Путь его лежал в Одинокий переулок, расположенный где-то между прудом и железной дорогой, и хотя Опалин успел хорошо изучить маршрут, сегодня, сойдя с трамвая, он ощутил что-то вроде оторопи. Проклятый туман съел слободу, пруд, дома и деревья с налипшими на сучья султанами снега, и ночь поглотила то, что еще от них оставалось. Так как местность не была избалована обилием фонарей, ощущения одинокого путника были самые сюрреалистические. Четверо пассажиров, которые ехали с ним до конечной, уже удалились в другую сторону, переговариваясь в тумане преимущественно не включенными в словари выражениями. Трамвай погасил часть огней и стоял на путях едва светящейся тусклой клеткой. Подавив соблазн послать все к черту и вернуться, Иван вышел на тропинку, которая вела к пруду, и осторожно двинулся вперед. Руку он держал в кармане, на ручке браунинга, который всегда носил с собой. Воображение, заостренное к тому же непростой профессией, то и дело рисовало ему неприятные картины возможного столкновения с местными хулиганами, каким-нибудь ночным грабителем или, на худой конец, стаей одичавших собак. Он злился оттого, что приходилось двигаться почти на ощупь, и мысленно ругал себя, что не догадался выехать пораньше, чтобы сменить одного из товарищей, которые сидели в засаде в Одиноком переулке, поджидая банду Лариона Стрелка.
«Если бы я только успел на предыдущий трамвай…»
Но тут он подошел к хлипким мосткам, переброшенным через речку Синичку, и, изгнав из головы посторонние мысли, двинулся еще медленнее, свободной рукой держась за перила. Туман возле речки и пруда достигал прямо-таки подушечной густоты.
«Вот свалюсь тут где-нибудь, – подумал Опалин, обреченно сопя, – сломаю ногу, и кричи не кричи – до утра никто на помощь не придет. Или еще лучше: упаду в воду, и поминай как звали. Хотя нет, река же замерзла… Ну, проломлю лед и уйду под воду. В зимней одежде запросто пойду ко дну, камнем…»
Пока молодой человек так размышлял обо всем скверном, что могло с ним приключиться в эту туманную ночь, он оказался уже на другой стороне и двинулся через пустыри, стиснув в кармане рукоятку браунинга.
«Рязанов, конечно, ругаться будет из-за моего опоздания… Может, даже начнет кулаком по столу стучать. Такой уж он человек – вспыхивает, как порох, если что не так… Подвел я их, что и говорить. Из-за бабы под трамваем час потерял, если не больше… Да, я не виноват, но кого это волнует? Ну, расскажу все, объясню, как так получилось, только он даже слушать не захочет. Усов тоже будет злиться – это ведь его я должен сменить, а пока я не пришел, он уйти не может. Шмидт ругаться не станет, только скажет что-то вроде того, что юноша, наверное, задержался на свидании… Какой я ему юноша? А Астахов, конечно, уже спит. Спать в засаде нельзя, но Астахов же – дело известное… сел, привалился к стене и уже дремлет. Только вот все знают, что спит он вполглаза, чуть что – первый на ногах. Да…»

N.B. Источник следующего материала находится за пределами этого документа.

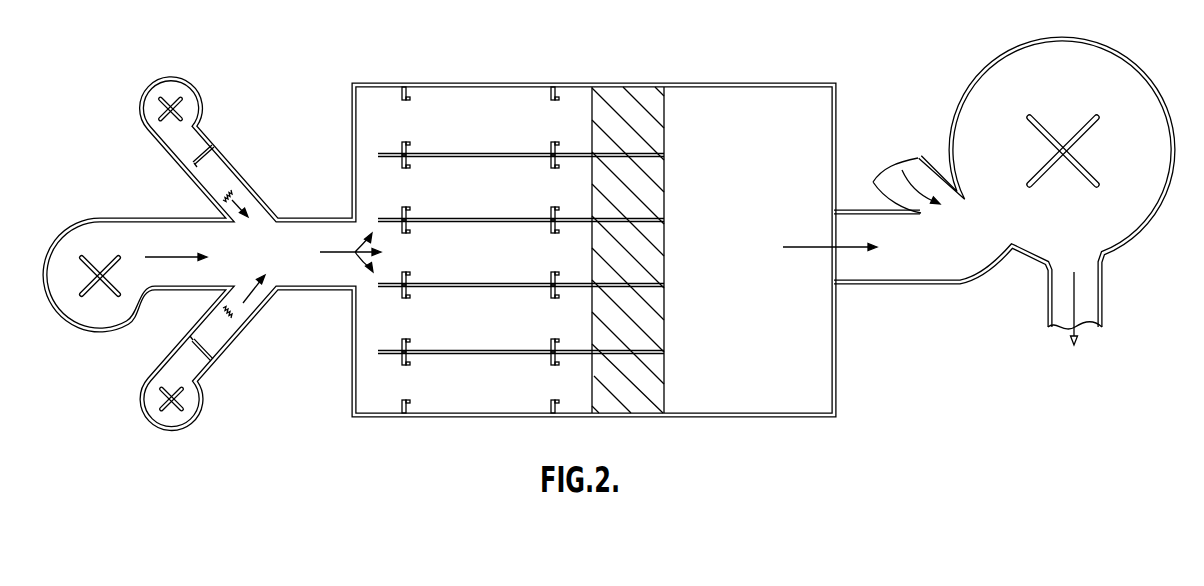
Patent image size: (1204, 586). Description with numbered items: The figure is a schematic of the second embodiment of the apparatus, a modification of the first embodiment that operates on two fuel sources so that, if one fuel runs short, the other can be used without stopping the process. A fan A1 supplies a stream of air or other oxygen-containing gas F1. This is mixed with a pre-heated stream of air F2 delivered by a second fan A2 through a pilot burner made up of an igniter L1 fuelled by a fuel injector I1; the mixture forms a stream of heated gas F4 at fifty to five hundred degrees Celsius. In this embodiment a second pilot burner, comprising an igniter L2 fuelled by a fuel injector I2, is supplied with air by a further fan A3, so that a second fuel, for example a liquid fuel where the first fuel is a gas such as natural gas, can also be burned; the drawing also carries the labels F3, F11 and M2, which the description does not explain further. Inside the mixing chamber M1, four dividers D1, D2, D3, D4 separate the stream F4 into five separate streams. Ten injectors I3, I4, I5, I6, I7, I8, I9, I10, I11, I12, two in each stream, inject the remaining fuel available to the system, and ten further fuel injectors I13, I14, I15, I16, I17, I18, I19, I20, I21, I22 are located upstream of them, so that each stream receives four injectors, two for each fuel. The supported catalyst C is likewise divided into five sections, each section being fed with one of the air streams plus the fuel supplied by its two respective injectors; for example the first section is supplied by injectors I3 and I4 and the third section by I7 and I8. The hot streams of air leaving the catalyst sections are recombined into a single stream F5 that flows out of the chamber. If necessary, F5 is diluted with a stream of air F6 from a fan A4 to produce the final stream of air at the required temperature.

The fan A1 is at (99, 331).
The fan A2 is at (199, 412).
The fan A3 is at (178, 79).
The fan A4 is at (1139, 227).
The supported catalyst C is at (634, 92).
The divider D1 is at (502, 152).
The divider D2 is at (490, 197).
The divider D3 is at (487, 283).
The divider D4 is at (487, 350).
The stream of air or other oxygen-containing gas F1 is at (176, 244).
The pre-heated stream of oxygen-containing gas F2 is at (258, 293).
The upper branch flow F3 is at (253, 210).
The stream of heated gas F4 is at (1083, 278).
The stream F5 is at (830, 237).
The stream of air F6 is at (917, 158).
The distributed inlet flow F11 is at (350, 249).
The fuel injector I1 is at (207, 340).
The fuel injector I2 is at (204, 167).
The injector I3 is at (563, 104).
The injector I4 is at (563, 143).
The injector I5 is at (563, 172).
The injector I6 is at (563, 208).
The injector I7 is at (563, 236).
The injector I8 is at (563, 273).
The injector I9 is at (563, 300).
The injector I10 is at (568, 340).
The injector I11 is at (568, 367).
The injector I12 is at (568, 403).
The fuel injector I13 is at (422, 104).
The fuel injector I14 is at (422, 143).
The fuel injector I15 is at (422, 172).
The fuel injector I16 is at (422, 208).
The fuel injector I17 is at (422, 236).
The fuel injector I18 is at (422, 273).
The fuel injector I19 is at (422, 300).
The fuel injector I20 is at (422, 340).
The fuel injector I21 is at (422, 367).
The fuel injector I22 is at (422, 403).
The igniter L1 is at (236, 326).
The igniter L2 is at (231, 185).
The mixing chamber M1 is at (362, 277).
The chamber housing M2 is at (751, 415).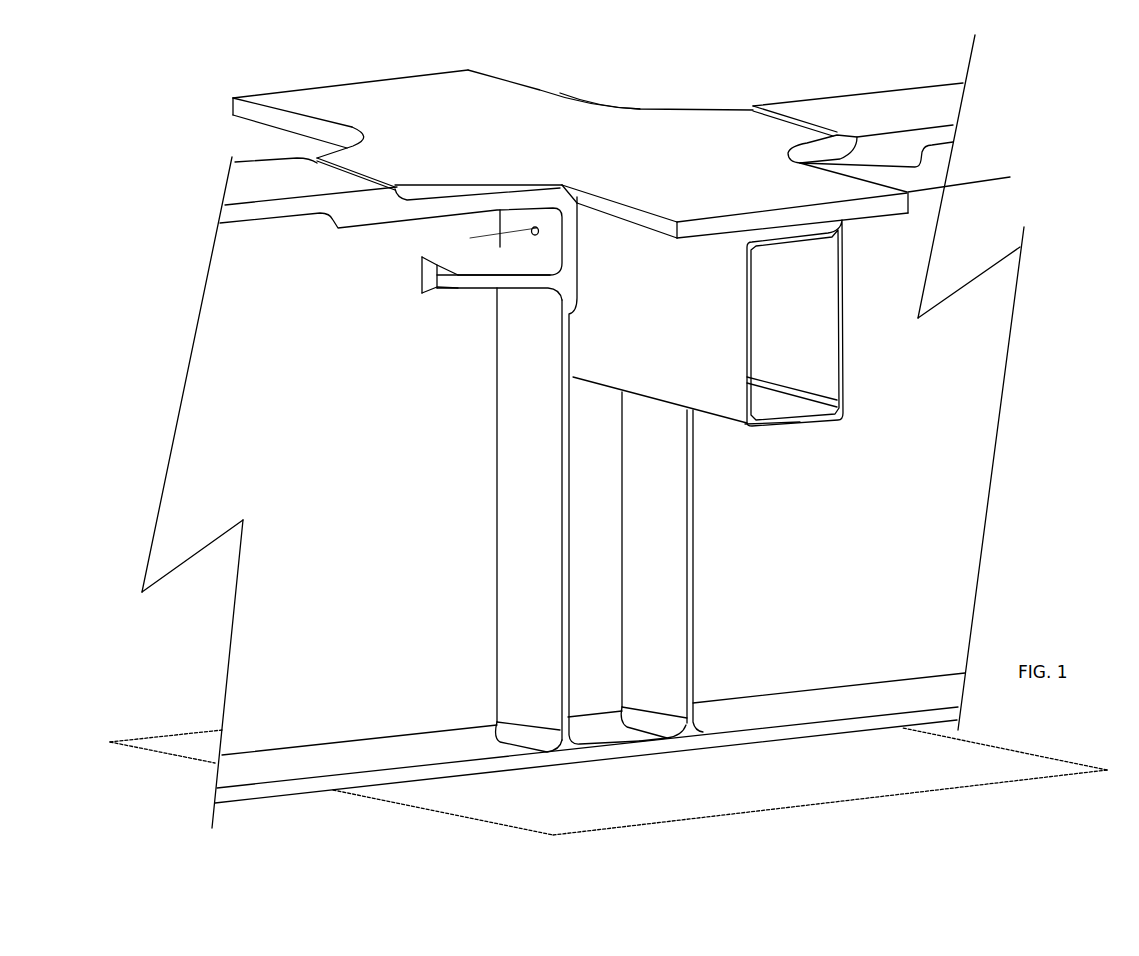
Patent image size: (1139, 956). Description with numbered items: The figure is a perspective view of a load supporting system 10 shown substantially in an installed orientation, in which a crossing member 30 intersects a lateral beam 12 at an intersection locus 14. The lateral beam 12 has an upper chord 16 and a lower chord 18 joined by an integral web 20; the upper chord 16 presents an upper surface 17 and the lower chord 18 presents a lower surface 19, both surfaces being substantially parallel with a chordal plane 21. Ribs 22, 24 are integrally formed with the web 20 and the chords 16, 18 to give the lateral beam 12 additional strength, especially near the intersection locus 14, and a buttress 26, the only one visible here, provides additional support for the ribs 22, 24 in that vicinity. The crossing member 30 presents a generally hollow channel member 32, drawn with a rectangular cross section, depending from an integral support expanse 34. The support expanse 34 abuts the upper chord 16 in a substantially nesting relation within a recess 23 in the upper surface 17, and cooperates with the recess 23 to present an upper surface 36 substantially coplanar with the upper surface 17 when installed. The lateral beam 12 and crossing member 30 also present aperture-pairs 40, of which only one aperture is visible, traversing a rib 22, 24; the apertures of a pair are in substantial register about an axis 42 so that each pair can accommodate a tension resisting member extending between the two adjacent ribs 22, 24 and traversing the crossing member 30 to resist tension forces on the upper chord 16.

The load supporting system 10 is at (1084, 424).
The lateral beam 12 is at (695, 758).
The intersection locus 14 is at (861, 313).
The upper chord 16 is at (280, 217).
The upper surface 17 is at (272, 180).
The lower chord 18 is at (273, 752).
The lower surface 19 is at (318, 792).
The web 20 is at (253, 650).
The chordal plane 21 is at (155, 735).
The rib 22 is at (512, 590).
The recess 23 is at (836, 147).
The rib 24 is at (695, 588).
The buttress 26 is at (420, 275).
The crossing member 30 is at (597, 90).
The channel member 32 is at (800, 424).
The support expanse 34 is at (530, 88).
The upper surface 36 is at (620, 118).
The aperture-pair 40 is at (531, 237).
The axis 42 is at (987, 182).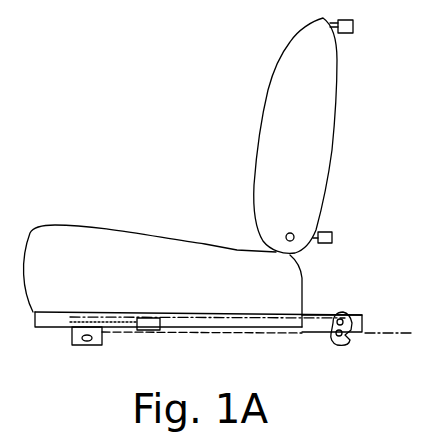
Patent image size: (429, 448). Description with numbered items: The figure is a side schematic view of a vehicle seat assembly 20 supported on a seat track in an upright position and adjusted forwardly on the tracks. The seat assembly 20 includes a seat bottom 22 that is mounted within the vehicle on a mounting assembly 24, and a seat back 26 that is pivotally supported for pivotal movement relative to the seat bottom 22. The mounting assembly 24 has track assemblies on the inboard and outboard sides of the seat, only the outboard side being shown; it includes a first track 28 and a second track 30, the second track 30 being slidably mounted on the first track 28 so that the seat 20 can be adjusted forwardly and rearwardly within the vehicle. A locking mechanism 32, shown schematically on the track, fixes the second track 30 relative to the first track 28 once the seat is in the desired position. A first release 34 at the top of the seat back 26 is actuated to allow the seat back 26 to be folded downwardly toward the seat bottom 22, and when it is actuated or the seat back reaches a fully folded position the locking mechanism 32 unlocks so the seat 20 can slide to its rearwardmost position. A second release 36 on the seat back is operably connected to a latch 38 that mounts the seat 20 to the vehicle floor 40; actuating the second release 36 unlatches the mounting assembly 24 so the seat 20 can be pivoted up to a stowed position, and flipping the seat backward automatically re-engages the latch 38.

The vehicle seat assembly 20 is at (187, 178).
The seat bottom 22 is at (68, 237).
The mounting assembly 24 is at (50, 343).
The seat back 26 is at (270, 127).
The first track 28 is at (236, 328).
The second track 30 is at (297, 324).
The locking mechanism 32 is at (150, 330).
The first release 34 is at (347, 33).
The second release 36 is at (332, 241).
The latch 38 is at (354, 343).
The vehicle floor 40 is at (388, 332).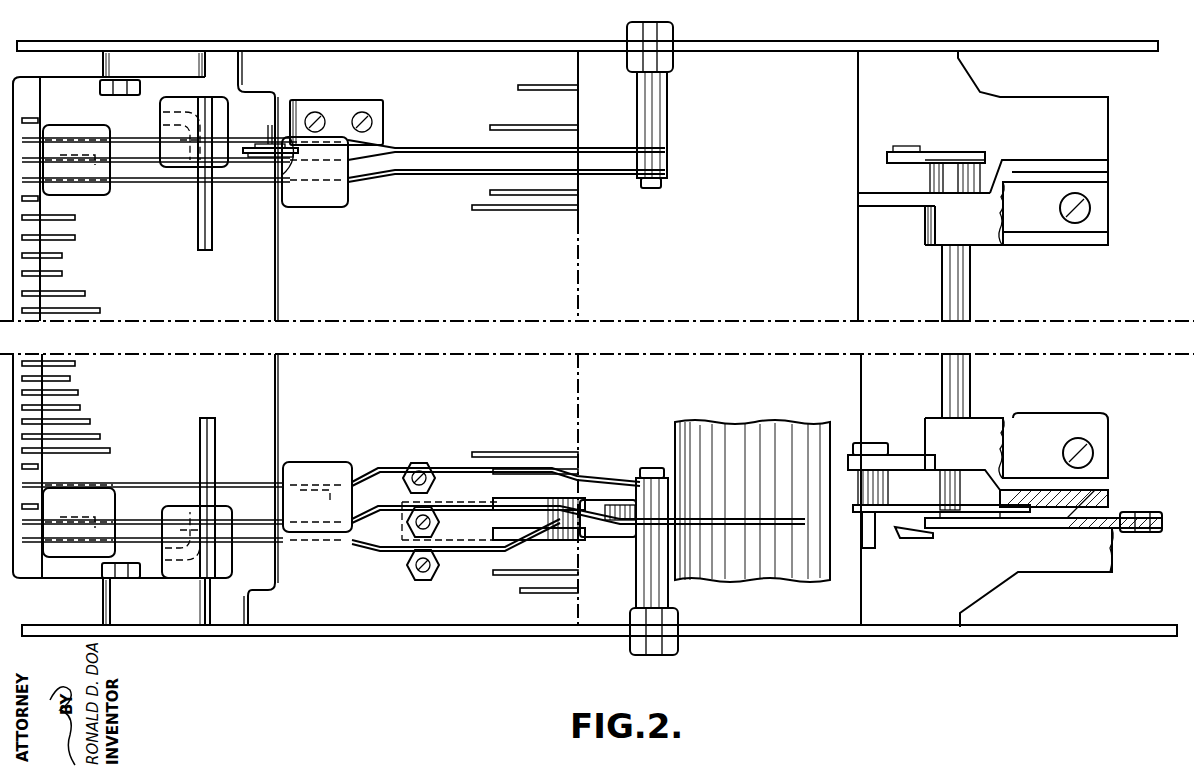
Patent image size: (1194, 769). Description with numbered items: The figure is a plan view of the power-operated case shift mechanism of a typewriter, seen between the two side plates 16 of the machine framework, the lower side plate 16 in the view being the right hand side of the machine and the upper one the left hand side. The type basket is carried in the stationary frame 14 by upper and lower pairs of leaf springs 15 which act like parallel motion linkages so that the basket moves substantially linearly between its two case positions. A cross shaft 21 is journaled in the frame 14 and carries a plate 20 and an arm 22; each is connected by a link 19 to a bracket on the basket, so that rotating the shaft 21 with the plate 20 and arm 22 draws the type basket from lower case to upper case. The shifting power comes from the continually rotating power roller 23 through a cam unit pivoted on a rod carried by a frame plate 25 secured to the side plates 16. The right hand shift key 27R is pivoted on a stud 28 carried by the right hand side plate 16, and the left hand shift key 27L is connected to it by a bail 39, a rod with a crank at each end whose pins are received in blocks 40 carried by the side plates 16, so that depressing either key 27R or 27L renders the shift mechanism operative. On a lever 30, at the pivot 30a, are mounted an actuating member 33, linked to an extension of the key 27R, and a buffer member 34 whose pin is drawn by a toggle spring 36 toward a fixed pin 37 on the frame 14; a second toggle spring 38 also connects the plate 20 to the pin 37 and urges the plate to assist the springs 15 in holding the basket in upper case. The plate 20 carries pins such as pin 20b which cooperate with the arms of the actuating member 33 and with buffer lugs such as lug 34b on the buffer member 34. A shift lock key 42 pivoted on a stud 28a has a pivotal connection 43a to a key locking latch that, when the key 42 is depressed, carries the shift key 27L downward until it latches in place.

The stationary frame 14 is at (980, 92).
The leaf springs 15 is at (1015, 215).
The side plate 16 is at (757, 50).
The link 19 is at (915, 161).
The plate 20 is at (1045, 507).
The pin 20b is at (950, 528).
The cross shaft 21 is at (968, 305).
The arm 22 is at (940, 152).
The power roller 23 is at (740, 435).
The frame plate 25 is at (408, 603).
The left hand shift key 27L is at (366, 168).
The right hand shift key 27R is at (256, 525).
The stud 28 is at (648, 466).
The stud 28a is at (652, 190).
The lever 30 is at (1130, 518).
The pivot 30a is at (1145, 533).
The actuating member 33 is at (1075, 530).
The buffer member 34 is at (1100, 518).
The buffer lug 34b is at (975, 526).
The toggle spring 36 is at (900, 536).
The fixed pin 37 is at (875, 548).
The toggle spring 38 is at (925, 505).
The bail 39 is at (205, 228).
The blocks 40 is at (188, 66).
The shift lock key 42 is at (166, 125).
The pivotal connection 43a is at (258, 135).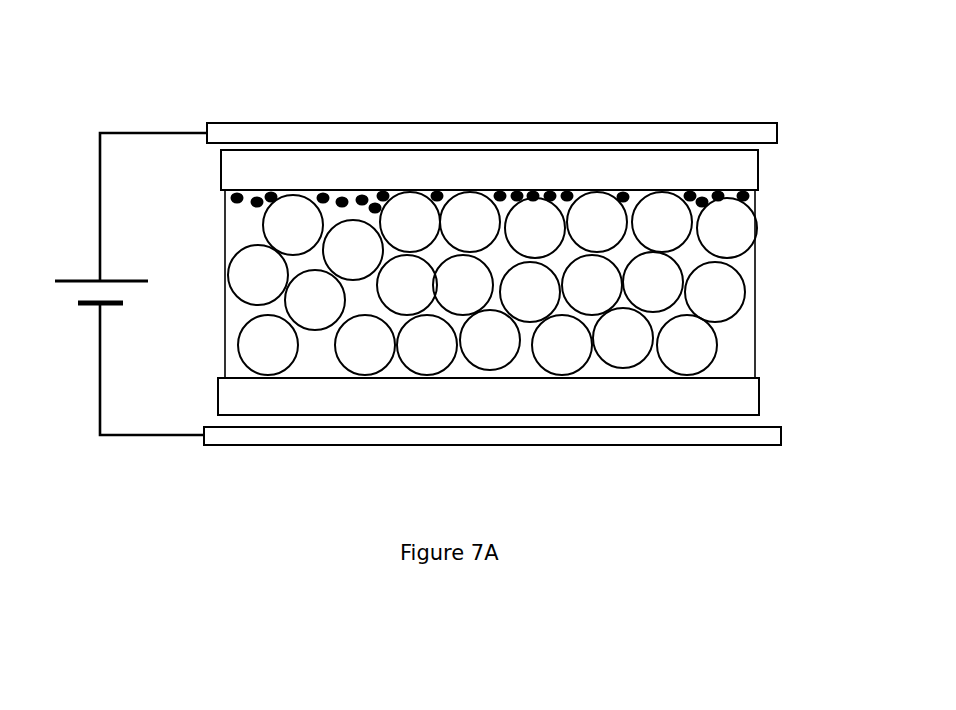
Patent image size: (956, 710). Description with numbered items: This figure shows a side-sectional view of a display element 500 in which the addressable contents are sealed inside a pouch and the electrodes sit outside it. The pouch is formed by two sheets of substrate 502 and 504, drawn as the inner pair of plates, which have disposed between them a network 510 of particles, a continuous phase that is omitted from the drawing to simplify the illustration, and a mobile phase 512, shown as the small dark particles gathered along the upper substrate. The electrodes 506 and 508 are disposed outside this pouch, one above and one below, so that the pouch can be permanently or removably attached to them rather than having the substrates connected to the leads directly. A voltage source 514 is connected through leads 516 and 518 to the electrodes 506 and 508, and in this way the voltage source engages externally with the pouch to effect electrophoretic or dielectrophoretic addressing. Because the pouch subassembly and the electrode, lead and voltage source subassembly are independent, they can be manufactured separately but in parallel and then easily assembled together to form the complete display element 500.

Где-то за домами сипло свистнул локомотив, тяжело задышал, застучал колесами по рельсам. Там располагалась сортировочная станция Московско-Казанской железной дороги, на которой работали многие жители Синичкиной слободы. Приободрившись, Опалин прибавил шагу. Туман редел, но фонари светили еле-еле. Поблизости залаяла собака, потом к ней присоединилась еще одна, невидимая, как первая. Иван чуть не упал, поскользнувшись на ровном месте, и только в последний момент, отчаянно взмахнув руками, сумел удержаться на ногах.
«Ах ты…»
Дальше он двинулся медленнее – все равно Одинокий переулок был уже близко. Впрочем, если говорить начистоту, какой это переулок – так, одно название. Совсем небольшой, домов – раз-два и обчелся. Тот, который был нужен Опалину, стоял на отшибе и вдобавок как-то нескладно, почти что повернувшись к переулку углом. Неприметное деревянное строение, на окружающих улочках таких много, и в этом ничто не привлекает взгляд. Дом-невидимка – особенно сейчас, когда ночь и туман. Ни одно окно не светится, но так и должно быть.
Опалин обошел строение и постучал условленным стуком в дверь черного хода. Никто не открывал. Иван подождал, постучал громче. Но, как он ни прислушивался, не мог уловить в глубине дома ничего, похожего на движение.
«Они что, на морозе меня держать решили? За то, что опоздал? Ну, Рязанов…»
Начиная сердиться, он дернул дверь на себя – и тут только заметил, что она не заперта. Бум, глухо стукнуло сердце в груди. Вмиг став очень серьезным, Опалин вытянул браунинг из кармана и, стараясь производить как можно меньше шума, протиснулся в щель между дверью и косяком.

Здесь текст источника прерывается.